Aude hizo un gesto afirmativo y aguardó. Solal abrió los brazos en adolescente despertar y habló.
—Fui a arrojarme a las rodillas de mi señor padre y ese hombre misericordioso me perdonó. Me ordenó que construyese una mansión secreta en mi mansión de Europa. Obedecí. Es sensato y comprende que he de llevar adelante mi vida occidental. Llamé a parientes Solal, de Cefalonia y de otros lugares. Una ciudad bíblica hormiguea bajo la mansión de Su Excelencia. Durante el día en el ministerio, en la Cámara, en las reuniones del partido. Y por la noche, voy a mi país. Y tanto de día como de noche, estoy triste, tan triste. Esto también es un secreto. Durante el día, duermen y aguardan mi llegada. Qué conmoción, cuando llego, después del gong. Vienen a mí y me aconsejan. Disfrutan de mis éxitos y aprenden a utilizar mis adversidades. Así es. Viven en los sótanos. Las gentes de la Edad Media lo dispusieron todo perfecto. Muchas habitaciones. Mientras estabas en Ginebra, no hubo más que traer muebles, víveres. Así es. Tumbado a la oriental, sobre cojines, el ministro de la República francesa permanece conversando hasta la mañana con sus hermanos. Amo a Francia. Es tan bonita.
—Sol, ¿por qué no me contaste nada, a mí, a tu mujer? ¿Por qué no lo organizaste para que viviesen conmigo, a plena luz? Hubieras sabido convencer a tu padre y a todos los tuyos.
Alzó hacia ella ojos nebulosos. No se atrevía a confesarle el auténtico secreto. Sabía que era menester una ciencia en la mirada y una inteligencia en el corazón para descubrir la grandeza de sus judíos, y temía para ellos el desprecio de la mujer que amaba. Ah, qué difícil resultaba explicar la belleza de Israel a quien únicamente veía a los judíos.

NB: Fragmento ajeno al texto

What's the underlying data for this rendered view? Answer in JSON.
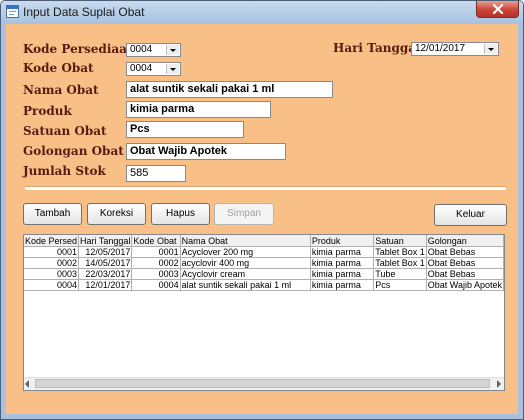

Aude vio la Biblia, la hojeó, se detuvo en el Libro de Ruth, señaló con el dedo un pasaje y leyó sin temor al ridículo: «Tu pueblo será mi pueblo y tu Dios será mi Dios».
Solal sonrió, volvió la cabeza y dos lágrimas surcaron su rostro. Miró a su amada, la estrechó en sus brazos. Por fin había pronunciado las palabras que llevaba aguardando tanto tiempo.